Full AutoML Pipeline Guide¶

A complete walkthrough: from a raw CSV to a trained, saved model — using only Vllama.

Overview¶

raw_data.csv
     ↓
vllama data     → cleaned data + visualizations
     ↓
vllama train    → 9 trained models + leaderboard + best_model.pkl
     ↓
results/report.html

Example Dataset¶

We'll use the classic Titanic survival dataset to demonstrate.

# Download the dataset
curl -O https://raw.githubusercontent.com/datasciencedojo/datasets/master/titanic.csv

Step 1: Preprocess the Data¶

vllama data --path titanic.csv --target Survived --test_size 0.2

What Vllama does automatically:

Detects Survived is a binary classification target
Drops irrelevant columns (Name, Ticket, Cabin)
Fills missing Age values using KNN imputation
Encodes Sex and Embarked as numeric features
Scales numeric features
Splits into 80% train / 20% test

After it finishes, you'll see something like:

✓ Loaded dataset: 891 rows × 12 columns
✓ Removed duplicates: 0
✓ Handled missing values: Age (177), Cabin (687), Embarked (2)
✓ Encoded categoricals: Sex, Embarked
✓ Scaled features: Age, Fare, SibSp, Parch
✓ Feature selection: removed 2 low-variance features
✓ Saved train/test split to: output_folder_20240101_120000/

Step 2: Train All Models¶

# Use the folder name printed in Step 1
vllama train --path ./output_folder_20240101_120000 --target Survived

Vllama trains all 9 classification models (each with hyperparameter tuning via RandomizedSearchCV):

Logistic Regression
Random Forest
XGBoost
LightGBM
CatBoost
SVM
KNN
MLP
Naive Bayes

This takes a few minutes depending on your machine.

Step 3: Review Results¶

Open the generated report:

# macOS
open results/report.html

# Linux
xdg-open results/report.html

# Windows
start results/report.html

The report contains:

Leaderboard — all models ranked by accuracy / F1
Per-model metrics — precision, recall, AUC, confusion matrices
Best model — highlighted at the top

You can also check the leaderboard in the terminal:

cat results/model_summary.csv

Step 4: Use the Best Model¶

import joblib
import pandas as pd

# Load the best model
model = joblib.load("results/best_model.pkl")

# Predict on new data
new_data = pd.DataFrame({
    "Pclass": [3], "Sex": [1], "Age": [22],
    "SibSp": [1], "Parch": [0], "Fare": [7.25]
})
prediction = model.predict(new_data)
print("Survived:", prediction[0])

Tips¶

On a small dataset (< 1000 rows)? Training finishes in under a minute. Larger datasets (50k+ rows) may take 10–20 minutes due to hyperparameter search.
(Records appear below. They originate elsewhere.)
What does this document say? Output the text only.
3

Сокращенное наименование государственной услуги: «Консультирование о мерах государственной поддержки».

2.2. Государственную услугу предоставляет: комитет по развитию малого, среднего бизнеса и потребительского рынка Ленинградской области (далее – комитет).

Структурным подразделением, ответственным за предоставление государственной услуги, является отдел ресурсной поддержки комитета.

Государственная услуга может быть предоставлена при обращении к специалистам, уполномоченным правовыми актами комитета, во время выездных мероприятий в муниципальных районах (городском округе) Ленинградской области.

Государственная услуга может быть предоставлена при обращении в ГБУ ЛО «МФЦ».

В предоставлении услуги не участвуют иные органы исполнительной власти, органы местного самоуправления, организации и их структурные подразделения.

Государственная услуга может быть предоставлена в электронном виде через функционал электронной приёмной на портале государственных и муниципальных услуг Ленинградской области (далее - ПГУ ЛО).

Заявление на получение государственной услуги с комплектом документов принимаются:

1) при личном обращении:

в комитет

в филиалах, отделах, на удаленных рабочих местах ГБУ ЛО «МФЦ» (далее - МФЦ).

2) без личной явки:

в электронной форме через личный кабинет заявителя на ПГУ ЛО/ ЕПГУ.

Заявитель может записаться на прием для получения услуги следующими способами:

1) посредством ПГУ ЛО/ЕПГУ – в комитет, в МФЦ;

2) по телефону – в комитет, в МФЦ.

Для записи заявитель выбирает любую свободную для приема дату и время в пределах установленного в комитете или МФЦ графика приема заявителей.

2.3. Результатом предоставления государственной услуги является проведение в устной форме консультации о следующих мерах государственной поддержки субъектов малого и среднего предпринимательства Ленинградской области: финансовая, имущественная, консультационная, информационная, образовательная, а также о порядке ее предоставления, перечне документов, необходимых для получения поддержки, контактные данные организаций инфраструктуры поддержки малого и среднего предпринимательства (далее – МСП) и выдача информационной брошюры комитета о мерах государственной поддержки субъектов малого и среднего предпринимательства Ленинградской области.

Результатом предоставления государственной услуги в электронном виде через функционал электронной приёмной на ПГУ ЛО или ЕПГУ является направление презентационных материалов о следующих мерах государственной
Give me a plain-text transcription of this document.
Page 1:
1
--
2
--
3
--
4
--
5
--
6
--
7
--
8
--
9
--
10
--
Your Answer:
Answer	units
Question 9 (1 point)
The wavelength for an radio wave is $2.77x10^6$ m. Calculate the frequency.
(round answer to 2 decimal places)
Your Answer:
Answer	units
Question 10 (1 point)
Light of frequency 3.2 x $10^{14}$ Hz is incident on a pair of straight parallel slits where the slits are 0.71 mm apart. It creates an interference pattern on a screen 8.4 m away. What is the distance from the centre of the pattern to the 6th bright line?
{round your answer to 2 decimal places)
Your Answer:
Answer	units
Getting a bad best model score? Check the visualizations in output_folder_*/visualizations/ — the correlation matrix and mutual information plots can tell you if features are informative.

Want to reproduce the preprocessing later? transformation_metadata.json in the output folder stores all encoders and scalers. You can load them to preprocess new inference data the same way.